Windows 11 just fixed one of Search’s dumbest limitations, and you’ll wonder how you lived without it
If you have ever typed two letters into the Windows 11 search box, paused, and watched nothing useful happen until you added more characters, you already know exactly why this Windows 11 update matters.
Microsoft’s June 2026 Patch Tuesday update, part of a release Windows Latest calls the biggest of the year (via Windows Latest), quietly fixes that. Windows Search can now find and prioritize files with as few as two characters, down from the old three-character minimum.
Microsoft / Digital Trends
So what exactly changed in Windows Search?
Before this update, typing two letters from the file name didn’t do anything useful. You had to add a third or more characters before Windows even started looking. Even then, your file could get buried under web results and app suggestions.
Now, typing two characters is enough to trigger a meaningful search. The update also improves how results are ranked, so your actual file shows up near the top instead of getting lost beneath links and Copilot suggestions.
Zac Bowden / X
Why does dropping one character actually matter?

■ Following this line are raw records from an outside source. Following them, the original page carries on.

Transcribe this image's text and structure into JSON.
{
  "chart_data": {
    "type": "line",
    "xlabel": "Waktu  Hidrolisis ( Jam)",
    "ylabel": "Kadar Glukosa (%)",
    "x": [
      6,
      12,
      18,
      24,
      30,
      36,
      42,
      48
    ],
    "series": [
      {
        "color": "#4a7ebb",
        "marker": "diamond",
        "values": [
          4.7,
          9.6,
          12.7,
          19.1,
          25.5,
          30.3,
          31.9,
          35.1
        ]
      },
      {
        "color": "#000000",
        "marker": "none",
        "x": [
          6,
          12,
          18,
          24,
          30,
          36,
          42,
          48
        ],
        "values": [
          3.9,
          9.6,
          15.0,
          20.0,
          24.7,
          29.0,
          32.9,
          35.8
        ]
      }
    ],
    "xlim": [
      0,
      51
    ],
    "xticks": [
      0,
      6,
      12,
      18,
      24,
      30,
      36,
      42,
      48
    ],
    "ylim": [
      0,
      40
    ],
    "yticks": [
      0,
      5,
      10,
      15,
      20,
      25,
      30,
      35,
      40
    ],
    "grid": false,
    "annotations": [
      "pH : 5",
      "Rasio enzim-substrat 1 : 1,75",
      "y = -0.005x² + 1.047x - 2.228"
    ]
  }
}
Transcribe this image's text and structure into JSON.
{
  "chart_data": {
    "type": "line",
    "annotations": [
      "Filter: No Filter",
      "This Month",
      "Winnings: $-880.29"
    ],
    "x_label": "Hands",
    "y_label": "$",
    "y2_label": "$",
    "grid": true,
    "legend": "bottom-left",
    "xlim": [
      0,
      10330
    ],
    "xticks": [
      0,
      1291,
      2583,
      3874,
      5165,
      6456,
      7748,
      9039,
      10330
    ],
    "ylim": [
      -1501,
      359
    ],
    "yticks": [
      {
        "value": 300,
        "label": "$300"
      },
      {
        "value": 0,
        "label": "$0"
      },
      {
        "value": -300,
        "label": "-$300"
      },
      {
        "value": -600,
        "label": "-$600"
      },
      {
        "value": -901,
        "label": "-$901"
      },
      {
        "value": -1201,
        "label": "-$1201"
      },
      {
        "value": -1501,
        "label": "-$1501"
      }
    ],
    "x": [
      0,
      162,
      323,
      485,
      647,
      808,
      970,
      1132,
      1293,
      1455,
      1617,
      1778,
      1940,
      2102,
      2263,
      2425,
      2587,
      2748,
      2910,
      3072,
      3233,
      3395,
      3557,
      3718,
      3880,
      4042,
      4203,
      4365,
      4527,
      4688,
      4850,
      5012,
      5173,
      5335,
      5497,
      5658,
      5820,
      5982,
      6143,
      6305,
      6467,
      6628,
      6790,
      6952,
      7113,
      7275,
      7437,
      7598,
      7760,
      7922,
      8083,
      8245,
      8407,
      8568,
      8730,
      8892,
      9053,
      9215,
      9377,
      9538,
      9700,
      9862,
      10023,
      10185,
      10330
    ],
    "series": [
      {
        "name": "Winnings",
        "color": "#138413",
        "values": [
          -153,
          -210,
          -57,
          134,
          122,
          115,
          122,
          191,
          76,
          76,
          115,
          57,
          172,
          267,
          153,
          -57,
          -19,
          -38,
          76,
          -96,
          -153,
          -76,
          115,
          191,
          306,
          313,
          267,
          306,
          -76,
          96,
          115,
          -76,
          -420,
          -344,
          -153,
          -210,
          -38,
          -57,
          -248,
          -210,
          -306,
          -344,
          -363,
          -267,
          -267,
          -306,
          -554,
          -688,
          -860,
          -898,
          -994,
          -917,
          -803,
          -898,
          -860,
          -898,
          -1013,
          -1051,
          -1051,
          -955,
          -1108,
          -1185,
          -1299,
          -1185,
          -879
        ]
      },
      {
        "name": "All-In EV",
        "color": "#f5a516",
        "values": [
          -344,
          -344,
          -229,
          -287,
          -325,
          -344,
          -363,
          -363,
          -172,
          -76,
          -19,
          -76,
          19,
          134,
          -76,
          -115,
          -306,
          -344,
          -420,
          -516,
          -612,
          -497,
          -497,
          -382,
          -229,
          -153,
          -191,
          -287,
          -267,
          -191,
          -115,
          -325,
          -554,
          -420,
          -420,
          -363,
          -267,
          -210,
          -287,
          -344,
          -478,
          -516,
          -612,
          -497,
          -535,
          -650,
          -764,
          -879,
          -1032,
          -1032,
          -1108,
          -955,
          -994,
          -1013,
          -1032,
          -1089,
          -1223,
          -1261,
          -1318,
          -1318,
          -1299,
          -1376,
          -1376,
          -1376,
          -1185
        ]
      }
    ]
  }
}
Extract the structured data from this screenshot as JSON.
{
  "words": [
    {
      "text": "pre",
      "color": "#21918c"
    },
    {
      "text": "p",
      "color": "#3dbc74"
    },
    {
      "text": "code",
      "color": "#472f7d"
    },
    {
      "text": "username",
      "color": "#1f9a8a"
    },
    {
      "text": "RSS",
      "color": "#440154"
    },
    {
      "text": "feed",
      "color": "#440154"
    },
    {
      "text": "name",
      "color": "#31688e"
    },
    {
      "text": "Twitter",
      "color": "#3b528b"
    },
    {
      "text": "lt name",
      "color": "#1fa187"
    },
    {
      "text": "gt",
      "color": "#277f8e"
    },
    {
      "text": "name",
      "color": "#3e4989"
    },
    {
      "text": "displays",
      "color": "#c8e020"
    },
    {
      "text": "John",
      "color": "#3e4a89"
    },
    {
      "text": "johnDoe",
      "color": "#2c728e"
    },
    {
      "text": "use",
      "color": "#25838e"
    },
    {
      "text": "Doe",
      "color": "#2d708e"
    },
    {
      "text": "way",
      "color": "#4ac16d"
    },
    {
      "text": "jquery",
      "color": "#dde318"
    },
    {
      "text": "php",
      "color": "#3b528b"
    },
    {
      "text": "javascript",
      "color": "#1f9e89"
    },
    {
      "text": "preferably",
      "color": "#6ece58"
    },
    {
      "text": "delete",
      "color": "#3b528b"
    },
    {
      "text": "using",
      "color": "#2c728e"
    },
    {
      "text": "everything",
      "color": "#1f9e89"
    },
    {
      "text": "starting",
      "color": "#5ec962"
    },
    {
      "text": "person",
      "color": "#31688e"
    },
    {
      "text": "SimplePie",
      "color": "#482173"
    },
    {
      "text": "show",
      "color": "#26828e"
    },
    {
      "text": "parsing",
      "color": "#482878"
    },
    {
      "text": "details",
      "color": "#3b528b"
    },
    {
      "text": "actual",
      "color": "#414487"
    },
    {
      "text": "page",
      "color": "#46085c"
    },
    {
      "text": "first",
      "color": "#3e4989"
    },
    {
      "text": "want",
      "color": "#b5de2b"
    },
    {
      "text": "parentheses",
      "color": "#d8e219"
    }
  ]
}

Most of us name files with short, practical labels. Personally, dealing with a couple dozen files on a daily basis, I often name them with a couple of characters like Q3 or V2, exactly the kind of names that used to be functionally invisible to search.
One fewer required character sounds small at first, but it removes a tiny, constant friction that builds up every single time you search for something on your PC. It is the kind of fix that feels obvious only once you have it, one that should have shipped years ago.
This change ships in KB5094126 for Windows 11 24H2 and 25H2.